Conclusion: The workflow conducts multiple pruning methods to evaluate ensemble classifiers composed from a wide range of peptide encodings and base models. Consequently, researchers can use the workflow for unsupervised encoding selection and ensemble creation. Ultimately, the extensible workflow can be used as a plugin for the PEPTIDE REACToR, further establishing it as a versatile tool in the domain.

Abstract Image

查看原文本刊更多论文

基于集成剪枝的生物医学分类无监督编码选择。

背景:随着多重耐药病原菌的不断增多，抗菌肽作为经典抗生素的替代策略受到越来越多的关注。因此，一个关键部分是昂贵的识别和验证。随着标注肽数量的不断增长，研究人员利用人工智能来规避繁琐的、基于湿实验室的识别，并自动检测有前途的候选肽。然而，对肽功能的预测并不局限于抗菌效率。迄今为止，多项研究成功地分类了其他特性，例如抗病毒或细胞穿透作用。在这种情况下，为了进一步改进预测，我们采用了集成分类器。尽管我们最近提出了一个工作流来显著减少初始编码选择，但考虑到各种机器学习模型，仍然缺乏一个完整的无监督编码选择。结果:我们开发了一个工作流程，通过采用复杂的修剪方法自动选择编码和生成分类器集成。我们观察到，帕累托边界修剪是一种为手头数据集创建编码集成的好方法。此外，结合决策树分类器作为基本模型的编码通常更优越。然而，我们的结果也表明，没有一种集成构建技术对所有数据集都是杰出的。结论:该工作流通过多种修剪方法来评估由广泛的肽编码和基础模型组成的集成分类器。因此，研究人员可以使用工作流进行无监督编码选择和集成创建。最终，可扩展的工作流可以用作PEPTIDE REACToR的插件，进一步将其建立为该领域的通用工具。

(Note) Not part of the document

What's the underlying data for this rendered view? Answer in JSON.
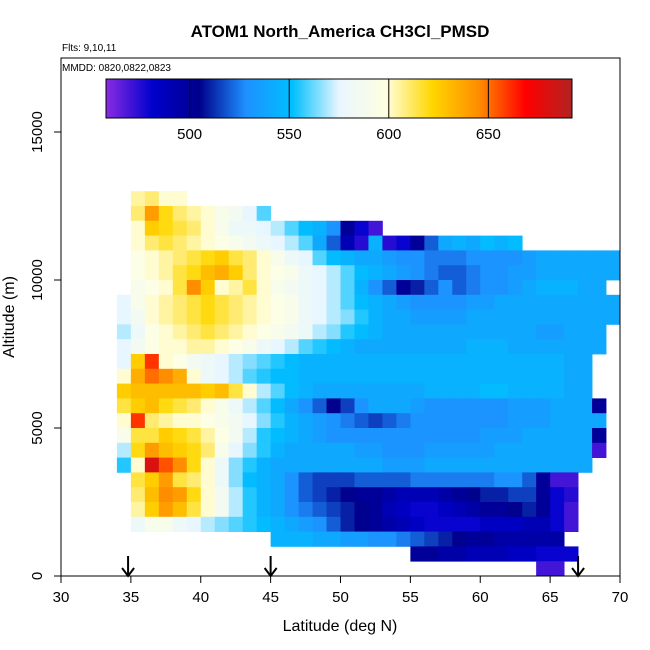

本文章由计算机程序翻译，如有差异，请以英文原文为准。

求助全文

约1分钟内获得全文求助全文

来源期刊

Biodata Mining MATHEMATICAL & COMPUTATIONAL BIOLOGY-

CiteScore

7.90

自引率

0.00%

发文量

审稿时长

23 weeks

期刊介绍： BioData Mining is an open access, open peer-reviewed journal encompassing research on all aspects of data mining applied to high-dimensional biological and biomedical data, focusing on computational aspects of knowledge discovery from large-scale genetic, transcriptomic, genomic, proteomic, and metabolomic data. Topical areas include, but are not limited to: -Development, evaluation, and application of novel data mining and machine learning algorithms. -Adaptation, evaluation, and application of traditional data mining and machine learning algorithms. -Open-source software for the application of data mining and machine learning algorithms. -Design, development and integration of databases, software and web services for the storage, management, retrieval, and analysis of data from large scale studies. -Pre-processing, post-processing, modeling, and interpretation of data mining and machine learning results for biological interpretation and knowledge discovery.